Mais l’épistémologie, ça sert aussi en temps de paix pour s’orienter (ou se désorienter) dans la production de connaissances empiriques. Vaste domaine des traductions et des appropriations, positives ou négatives, de la ressource épistémologique. Dans des disciplines aussi diverses que les sciences biologiques, l’histoire, la sociologie, la musicologie, la géographie, nous essayons de démontrer qu’un certain nombre de thèmes de recherche, de démarches de travail et de méthodes – qui organisent la production de connaissances empiriques – peuvent procéder directement de positions épistémologiques. Comme, à l’inverse, des choix d’objets et de traitement empirique peuvent être rapportés à des idéologies épistémologiques non explicitées. Dans tous les cas, ce qui ressort de ces « traductions » et de ces « appropriations » confirme l’ancrage des sciences sociales dans le « pluralisme théorique » cher à Jean-Claude Passeron, ancrage qui va de pair avec une conception pluraliste et dynamique du vrai.

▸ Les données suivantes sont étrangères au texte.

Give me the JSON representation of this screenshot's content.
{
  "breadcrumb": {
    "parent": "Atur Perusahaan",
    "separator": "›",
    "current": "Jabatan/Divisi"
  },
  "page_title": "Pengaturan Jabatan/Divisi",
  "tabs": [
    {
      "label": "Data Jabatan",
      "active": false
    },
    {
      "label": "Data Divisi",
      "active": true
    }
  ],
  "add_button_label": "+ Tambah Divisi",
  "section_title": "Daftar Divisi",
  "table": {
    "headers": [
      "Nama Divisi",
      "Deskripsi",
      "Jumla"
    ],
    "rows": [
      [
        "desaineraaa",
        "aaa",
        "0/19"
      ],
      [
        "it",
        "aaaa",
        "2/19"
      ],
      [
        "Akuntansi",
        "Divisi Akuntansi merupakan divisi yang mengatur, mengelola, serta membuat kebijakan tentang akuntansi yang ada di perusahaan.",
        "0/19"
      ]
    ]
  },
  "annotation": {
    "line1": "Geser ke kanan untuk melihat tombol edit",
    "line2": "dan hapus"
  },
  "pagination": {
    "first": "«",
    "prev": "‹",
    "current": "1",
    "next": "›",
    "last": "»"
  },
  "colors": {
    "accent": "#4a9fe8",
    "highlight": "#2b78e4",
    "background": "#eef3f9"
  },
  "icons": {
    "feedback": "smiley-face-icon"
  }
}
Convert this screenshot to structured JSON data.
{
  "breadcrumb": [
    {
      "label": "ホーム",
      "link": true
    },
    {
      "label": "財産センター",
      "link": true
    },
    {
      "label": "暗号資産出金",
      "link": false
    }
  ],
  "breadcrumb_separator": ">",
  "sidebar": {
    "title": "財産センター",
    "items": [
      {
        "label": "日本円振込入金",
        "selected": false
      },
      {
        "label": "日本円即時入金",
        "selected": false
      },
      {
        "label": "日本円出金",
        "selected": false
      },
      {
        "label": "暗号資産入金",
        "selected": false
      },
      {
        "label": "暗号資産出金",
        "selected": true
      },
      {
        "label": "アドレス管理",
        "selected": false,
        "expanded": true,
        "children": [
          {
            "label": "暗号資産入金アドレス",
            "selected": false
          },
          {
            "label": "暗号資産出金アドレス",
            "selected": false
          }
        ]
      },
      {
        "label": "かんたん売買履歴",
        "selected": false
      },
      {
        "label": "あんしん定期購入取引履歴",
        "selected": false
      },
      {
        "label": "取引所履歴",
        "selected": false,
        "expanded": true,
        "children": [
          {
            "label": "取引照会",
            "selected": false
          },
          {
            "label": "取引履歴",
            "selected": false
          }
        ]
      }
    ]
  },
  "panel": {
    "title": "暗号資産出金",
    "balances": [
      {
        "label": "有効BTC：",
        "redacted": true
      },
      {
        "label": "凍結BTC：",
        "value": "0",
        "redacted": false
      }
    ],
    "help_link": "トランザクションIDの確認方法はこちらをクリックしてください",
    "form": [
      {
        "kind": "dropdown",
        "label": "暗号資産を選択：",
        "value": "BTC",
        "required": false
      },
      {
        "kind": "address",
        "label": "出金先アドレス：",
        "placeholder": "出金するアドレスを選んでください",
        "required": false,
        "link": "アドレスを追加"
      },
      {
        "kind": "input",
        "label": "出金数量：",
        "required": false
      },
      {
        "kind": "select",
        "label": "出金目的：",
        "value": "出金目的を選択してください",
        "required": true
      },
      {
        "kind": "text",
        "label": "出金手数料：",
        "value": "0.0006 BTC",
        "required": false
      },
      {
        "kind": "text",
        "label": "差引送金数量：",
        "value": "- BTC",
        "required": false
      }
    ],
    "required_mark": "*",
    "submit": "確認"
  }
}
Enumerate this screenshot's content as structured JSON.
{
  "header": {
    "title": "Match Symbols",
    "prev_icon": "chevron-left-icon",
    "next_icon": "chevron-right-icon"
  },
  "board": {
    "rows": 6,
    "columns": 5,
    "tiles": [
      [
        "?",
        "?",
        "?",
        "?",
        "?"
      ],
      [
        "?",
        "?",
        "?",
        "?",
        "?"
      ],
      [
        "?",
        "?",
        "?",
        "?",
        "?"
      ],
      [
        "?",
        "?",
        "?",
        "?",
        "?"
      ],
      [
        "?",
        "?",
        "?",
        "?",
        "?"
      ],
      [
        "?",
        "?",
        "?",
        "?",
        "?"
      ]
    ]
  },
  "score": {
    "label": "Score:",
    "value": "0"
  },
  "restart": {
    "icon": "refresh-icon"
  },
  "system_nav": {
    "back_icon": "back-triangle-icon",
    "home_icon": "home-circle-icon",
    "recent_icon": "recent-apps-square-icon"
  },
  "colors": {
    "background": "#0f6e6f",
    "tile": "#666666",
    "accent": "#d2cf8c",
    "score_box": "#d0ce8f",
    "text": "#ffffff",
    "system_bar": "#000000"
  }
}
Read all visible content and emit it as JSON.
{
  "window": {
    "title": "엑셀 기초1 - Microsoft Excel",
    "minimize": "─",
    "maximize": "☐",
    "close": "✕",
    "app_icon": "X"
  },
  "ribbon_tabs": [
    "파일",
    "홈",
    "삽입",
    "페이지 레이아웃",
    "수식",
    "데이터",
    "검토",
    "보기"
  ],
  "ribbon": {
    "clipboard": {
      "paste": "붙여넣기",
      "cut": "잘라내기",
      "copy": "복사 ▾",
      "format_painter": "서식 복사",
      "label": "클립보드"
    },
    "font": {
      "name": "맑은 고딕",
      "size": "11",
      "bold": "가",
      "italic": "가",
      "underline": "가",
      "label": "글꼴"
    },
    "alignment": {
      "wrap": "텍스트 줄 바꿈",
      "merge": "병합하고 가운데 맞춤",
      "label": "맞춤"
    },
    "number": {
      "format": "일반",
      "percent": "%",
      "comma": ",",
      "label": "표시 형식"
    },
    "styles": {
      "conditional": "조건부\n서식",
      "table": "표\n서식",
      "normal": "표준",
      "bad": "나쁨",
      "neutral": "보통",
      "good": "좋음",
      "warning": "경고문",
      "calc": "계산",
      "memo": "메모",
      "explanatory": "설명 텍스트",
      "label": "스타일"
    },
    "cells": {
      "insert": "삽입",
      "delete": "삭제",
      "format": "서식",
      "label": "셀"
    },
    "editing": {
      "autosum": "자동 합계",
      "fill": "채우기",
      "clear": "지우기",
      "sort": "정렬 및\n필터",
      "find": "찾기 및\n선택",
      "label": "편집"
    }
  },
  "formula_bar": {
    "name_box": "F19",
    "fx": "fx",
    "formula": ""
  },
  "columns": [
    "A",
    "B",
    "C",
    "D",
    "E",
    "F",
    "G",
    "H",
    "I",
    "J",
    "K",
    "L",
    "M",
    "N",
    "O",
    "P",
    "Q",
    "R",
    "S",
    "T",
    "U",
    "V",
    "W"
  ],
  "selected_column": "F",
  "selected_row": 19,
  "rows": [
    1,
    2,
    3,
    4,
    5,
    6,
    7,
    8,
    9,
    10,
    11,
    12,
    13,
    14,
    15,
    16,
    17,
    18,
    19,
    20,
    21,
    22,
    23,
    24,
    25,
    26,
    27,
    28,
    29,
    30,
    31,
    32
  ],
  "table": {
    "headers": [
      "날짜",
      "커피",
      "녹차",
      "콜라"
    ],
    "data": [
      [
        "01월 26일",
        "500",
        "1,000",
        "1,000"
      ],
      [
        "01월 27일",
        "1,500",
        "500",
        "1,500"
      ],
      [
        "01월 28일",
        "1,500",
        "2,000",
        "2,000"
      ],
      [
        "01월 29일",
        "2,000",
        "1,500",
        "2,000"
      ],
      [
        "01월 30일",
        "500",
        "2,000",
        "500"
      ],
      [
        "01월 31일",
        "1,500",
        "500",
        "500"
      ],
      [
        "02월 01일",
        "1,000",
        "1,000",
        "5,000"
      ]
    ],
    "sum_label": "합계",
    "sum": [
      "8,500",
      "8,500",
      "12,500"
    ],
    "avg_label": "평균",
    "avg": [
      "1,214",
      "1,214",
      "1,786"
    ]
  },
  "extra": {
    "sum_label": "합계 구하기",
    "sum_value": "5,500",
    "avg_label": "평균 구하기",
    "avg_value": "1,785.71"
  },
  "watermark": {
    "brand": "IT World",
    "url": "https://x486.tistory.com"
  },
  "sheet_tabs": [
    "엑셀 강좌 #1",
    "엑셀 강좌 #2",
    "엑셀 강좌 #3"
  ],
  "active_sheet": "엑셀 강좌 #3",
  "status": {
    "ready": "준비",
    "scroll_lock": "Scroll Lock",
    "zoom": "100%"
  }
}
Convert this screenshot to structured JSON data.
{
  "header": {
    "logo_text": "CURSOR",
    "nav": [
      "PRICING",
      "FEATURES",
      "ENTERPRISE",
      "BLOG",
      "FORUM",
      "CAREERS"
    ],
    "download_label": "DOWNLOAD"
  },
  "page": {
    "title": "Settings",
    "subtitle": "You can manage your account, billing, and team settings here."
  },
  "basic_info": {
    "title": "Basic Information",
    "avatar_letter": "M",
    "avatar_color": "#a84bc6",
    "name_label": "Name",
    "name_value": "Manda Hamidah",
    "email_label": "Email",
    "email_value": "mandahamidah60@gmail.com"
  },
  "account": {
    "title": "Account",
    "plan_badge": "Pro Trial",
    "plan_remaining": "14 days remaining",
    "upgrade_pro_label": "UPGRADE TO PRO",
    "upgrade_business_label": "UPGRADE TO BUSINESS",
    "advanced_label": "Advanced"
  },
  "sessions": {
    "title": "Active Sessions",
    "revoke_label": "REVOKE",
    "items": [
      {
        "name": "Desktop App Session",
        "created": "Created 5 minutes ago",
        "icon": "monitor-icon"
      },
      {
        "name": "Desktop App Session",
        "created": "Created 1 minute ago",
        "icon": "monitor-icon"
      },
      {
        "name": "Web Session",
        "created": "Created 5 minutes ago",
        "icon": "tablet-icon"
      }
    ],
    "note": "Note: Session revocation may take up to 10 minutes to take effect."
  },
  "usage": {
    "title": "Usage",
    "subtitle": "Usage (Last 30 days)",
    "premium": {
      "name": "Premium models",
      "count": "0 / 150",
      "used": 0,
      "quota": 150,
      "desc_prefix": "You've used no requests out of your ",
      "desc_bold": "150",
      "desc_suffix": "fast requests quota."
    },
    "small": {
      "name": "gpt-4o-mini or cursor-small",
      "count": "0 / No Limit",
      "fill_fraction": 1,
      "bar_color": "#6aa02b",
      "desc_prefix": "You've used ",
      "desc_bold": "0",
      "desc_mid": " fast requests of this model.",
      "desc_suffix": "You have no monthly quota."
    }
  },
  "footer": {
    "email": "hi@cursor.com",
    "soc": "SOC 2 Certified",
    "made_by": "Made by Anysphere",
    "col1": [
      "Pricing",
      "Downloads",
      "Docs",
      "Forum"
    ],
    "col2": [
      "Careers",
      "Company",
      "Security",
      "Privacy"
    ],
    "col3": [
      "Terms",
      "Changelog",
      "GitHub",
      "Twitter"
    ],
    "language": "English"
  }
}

Pour autant cette reconnaissance modeste de la fin d’une impossible évaluation panoptique des sciences sociales ne donne aucune clé pour avancer dans la mise au point « d’une méthodologie d’observation et de représentation plus efficace. De type positiviste, en ce qu’elle approcherait dans ses résultats des succès des autres sciences, donnant à la positivité de la connaissance, en ses domaines, un sens qu’il appartient à ses travailleurs de constituer. » Cette remarque de Granger mérite, dans sa dure simplicité, qu’on s’y arrête. Dans une « société pluraliste des sciences », les sciences sociales doivent continuer à interroger les pratiques à partir de l’épistémologie et l’épistémologie à partir de pratiques, non pas pour sortir de manière rhétorique des tensions structurantes de nos pratiques de connaissance, mais pour s’engager plus avant dans des « comparaisons différenciées » avec les autres sciences. Une façon, en quelque sorte, de ne pas renoncer à la quête de rigueur propre à tout projet de connaissance et de produire de nouvelles connaissances, plus complexes et plus proches de « notre condition très humaine de vivants non absolus et conditionnés par les contextes dans lesquels nous sommes depuis toujours immergés et que nous contribuons à constituer et à transformer » (Enrico Castelli Gattinara).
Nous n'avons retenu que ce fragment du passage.